We often hold our past selves responsible for not knowing what we didn’t know at the time.
We often hold our child selves responsible for thinking, feeling, and acting like children…when we actually WERE children.
We often look back at past relationships and call ourselves weak and stupid for staying in them.
We see how we’ve frozen up or “checked out” during periods of pain or intensity, and we are embarrassed or ashamed that we didn’t handle the situation “better.”
Nobody is at their best during times of stress and trauma.
During times of stress and trauma, there are neurological events that happen inside our bodies and brains that make it really, really hard to think straight.
During those times we are overwhelmed with a cascade of hormones and neurotransmitters that make it possible to either fight, flee, or freeze…and it’s really, really hard to overcome that cascade of neurotransmitters and handle things in a cool, calm, collected way.
It is not fair to look back at how we’ve reacted to pain and stress in our life, and judge ourselves harshly.
The truth is, we did what we could with the tools we had.

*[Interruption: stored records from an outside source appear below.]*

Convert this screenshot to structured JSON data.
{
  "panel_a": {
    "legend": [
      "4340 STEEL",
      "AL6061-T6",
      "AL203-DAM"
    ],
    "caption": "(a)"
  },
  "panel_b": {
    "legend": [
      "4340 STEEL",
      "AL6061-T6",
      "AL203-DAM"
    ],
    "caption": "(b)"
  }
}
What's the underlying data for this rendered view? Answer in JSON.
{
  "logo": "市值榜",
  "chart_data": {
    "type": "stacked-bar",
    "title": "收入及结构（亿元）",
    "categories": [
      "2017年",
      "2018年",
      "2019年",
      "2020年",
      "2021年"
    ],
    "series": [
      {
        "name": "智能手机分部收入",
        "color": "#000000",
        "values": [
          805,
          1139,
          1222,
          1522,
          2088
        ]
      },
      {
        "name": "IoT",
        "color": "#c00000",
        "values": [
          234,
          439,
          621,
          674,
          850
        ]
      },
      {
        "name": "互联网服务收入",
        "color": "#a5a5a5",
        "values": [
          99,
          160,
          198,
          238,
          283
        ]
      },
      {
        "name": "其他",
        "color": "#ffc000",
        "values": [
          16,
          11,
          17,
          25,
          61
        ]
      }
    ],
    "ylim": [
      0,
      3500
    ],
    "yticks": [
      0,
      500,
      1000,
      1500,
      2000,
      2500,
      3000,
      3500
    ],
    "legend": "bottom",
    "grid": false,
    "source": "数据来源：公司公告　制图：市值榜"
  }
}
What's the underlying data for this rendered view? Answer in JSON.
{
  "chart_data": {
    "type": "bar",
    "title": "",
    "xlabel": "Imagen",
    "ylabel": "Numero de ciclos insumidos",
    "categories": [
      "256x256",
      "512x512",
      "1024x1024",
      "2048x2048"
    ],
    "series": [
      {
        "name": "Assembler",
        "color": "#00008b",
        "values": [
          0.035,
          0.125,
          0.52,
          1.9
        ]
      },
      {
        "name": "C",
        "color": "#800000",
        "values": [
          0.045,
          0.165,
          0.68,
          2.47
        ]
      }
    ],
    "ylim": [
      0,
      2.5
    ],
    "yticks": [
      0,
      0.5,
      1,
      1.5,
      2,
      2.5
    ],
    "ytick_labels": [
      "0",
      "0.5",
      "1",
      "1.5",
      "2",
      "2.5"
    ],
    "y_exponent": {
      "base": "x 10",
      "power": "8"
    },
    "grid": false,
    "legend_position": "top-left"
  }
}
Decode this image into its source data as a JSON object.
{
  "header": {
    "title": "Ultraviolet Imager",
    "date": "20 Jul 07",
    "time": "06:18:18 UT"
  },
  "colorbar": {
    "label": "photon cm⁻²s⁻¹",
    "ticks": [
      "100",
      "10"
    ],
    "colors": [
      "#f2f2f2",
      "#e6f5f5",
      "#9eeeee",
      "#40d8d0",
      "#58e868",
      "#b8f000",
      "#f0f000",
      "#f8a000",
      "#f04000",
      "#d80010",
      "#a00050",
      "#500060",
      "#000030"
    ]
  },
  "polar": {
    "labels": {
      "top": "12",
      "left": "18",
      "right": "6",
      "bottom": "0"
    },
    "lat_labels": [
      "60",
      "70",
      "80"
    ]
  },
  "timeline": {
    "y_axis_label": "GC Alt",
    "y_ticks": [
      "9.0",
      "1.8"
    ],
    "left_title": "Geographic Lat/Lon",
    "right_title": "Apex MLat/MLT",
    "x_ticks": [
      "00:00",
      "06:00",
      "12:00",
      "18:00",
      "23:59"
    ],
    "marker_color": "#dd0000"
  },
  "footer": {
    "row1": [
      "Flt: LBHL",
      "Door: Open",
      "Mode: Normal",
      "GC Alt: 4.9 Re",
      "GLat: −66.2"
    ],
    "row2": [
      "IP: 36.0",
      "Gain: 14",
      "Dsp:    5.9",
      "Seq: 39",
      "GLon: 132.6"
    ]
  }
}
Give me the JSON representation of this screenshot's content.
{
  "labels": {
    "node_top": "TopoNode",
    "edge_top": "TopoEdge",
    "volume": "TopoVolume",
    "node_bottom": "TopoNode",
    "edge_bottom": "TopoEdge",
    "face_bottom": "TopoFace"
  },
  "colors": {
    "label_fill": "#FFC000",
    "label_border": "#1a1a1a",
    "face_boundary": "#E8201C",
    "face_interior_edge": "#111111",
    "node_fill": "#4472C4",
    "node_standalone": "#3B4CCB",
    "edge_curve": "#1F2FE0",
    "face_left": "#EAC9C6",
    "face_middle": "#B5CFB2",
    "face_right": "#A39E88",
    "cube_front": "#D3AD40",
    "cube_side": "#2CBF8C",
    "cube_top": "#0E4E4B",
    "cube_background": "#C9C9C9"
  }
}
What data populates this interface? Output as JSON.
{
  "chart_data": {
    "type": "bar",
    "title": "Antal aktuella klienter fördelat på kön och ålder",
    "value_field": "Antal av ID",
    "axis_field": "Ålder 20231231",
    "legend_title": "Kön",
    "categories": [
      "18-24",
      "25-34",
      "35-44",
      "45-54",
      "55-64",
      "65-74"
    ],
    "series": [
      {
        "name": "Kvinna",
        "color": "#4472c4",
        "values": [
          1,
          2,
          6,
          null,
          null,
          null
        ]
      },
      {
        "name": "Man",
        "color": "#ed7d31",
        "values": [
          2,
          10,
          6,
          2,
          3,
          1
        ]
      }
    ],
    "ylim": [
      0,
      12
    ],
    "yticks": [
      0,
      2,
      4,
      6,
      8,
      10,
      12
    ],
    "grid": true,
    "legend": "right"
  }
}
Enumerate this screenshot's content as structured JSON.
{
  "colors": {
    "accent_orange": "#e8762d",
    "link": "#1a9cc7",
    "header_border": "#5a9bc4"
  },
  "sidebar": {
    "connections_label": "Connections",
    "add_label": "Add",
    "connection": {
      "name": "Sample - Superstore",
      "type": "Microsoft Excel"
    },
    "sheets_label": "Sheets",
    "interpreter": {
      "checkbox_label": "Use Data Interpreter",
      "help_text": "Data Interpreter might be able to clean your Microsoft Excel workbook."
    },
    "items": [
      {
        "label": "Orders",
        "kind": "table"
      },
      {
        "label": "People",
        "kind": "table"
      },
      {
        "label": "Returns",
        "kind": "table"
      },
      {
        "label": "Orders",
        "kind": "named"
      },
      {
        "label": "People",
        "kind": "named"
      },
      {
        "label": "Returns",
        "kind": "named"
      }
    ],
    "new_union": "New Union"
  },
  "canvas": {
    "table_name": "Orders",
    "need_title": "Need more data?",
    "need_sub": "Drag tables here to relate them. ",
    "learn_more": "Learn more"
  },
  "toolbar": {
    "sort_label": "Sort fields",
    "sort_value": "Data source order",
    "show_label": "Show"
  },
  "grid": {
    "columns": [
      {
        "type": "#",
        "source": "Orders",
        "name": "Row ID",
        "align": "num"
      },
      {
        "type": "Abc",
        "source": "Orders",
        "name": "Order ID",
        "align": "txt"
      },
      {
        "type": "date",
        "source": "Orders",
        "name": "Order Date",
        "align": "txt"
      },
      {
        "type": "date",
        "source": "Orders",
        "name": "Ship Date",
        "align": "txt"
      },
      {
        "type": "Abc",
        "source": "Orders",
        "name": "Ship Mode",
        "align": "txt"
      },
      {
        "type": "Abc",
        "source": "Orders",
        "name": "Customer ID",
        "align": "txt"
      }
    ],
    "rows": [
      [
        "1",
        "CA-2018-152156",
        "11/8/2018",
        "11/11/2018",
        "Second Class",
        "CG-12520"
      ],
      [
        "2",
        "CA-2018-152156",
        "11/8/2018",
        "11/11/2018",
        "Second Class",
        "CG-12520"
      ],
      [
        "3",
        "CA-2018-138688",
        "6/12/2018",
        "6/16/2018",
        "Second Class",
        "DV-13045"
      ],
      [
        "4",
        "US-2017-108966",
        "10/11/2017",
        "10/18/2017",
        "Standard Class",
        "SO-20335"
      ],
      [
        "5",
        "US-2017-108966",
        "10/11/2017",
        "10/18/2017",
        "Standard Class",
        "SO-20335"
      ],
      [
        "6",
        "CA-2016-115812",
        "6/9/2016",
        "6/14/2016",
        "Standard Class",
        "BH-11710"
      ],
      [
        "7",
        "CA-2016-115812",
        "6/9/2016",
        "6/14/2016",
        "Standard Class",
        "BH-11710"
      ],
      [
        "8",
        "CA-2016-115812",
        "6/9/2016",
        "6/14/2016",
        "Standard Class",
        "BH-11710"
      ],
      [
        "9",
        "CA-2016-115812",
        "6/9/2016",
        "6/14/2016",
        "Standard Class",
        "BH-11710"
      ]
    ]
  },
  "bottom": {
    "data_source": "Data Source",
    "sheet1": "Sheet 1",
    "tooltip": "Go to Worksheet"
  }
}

We didn’t know what we didn’t know.
We couldn’t do what we weren’t emotionally equipped to do.
Would it have been preferable if we did know how to get out of threatening situations back then? Of course.
But when you’re in a situation where you feel trapped, where you see literally no way out, and when TRYING to get out would probably put you in even more danger…you can’t be expected to have invented options you just didn’t have.
In order to build self-esteem now, we have to make peace with the past versions of ourselves.
It is not your fault that you were in a situation that seemed unescapable at the time.
It is not your fault that your brain switched into fight, flight, or freeze mode.
It is not your fault that you dissociated and lost time.
It is not your fault that you fell into unhealthy coping patterns when you saw no other options for managing what you were feeling— and there was no one there to teach you or model for you a different way.
And it is not your fault that you can’t change the past now.
What we need to do is meet the embarrassment and shame of our past with enormous, overwhelming compassion.
What we need to do is get on our own side, and refuse to abandon ourselves— including our past selves.
Your past self did the best they could.
Your past self got you through it.
Your past self felt very small and very alone, and had no real idea what to do with that.
But it doesn’t need to be alone any more.
You can be, now, the adult you needed then.
You can be a place of safety and stability for that past version of you.
You can develop and use the healthy, non-harmful coping mechanisms you didn’t have then.
You can choose who you have in your life, and limit your exposure to certain people and situations now, in ways you couldn’t then.
Trying to deny and disown your past self only alienates you from you.
Yes, your past self holds memories of pain and shame…but it also holds the resilience and resourcefulness that somehow got you through it.
You can make peace with you.
And you can move forward together with your past self, without shame or regret.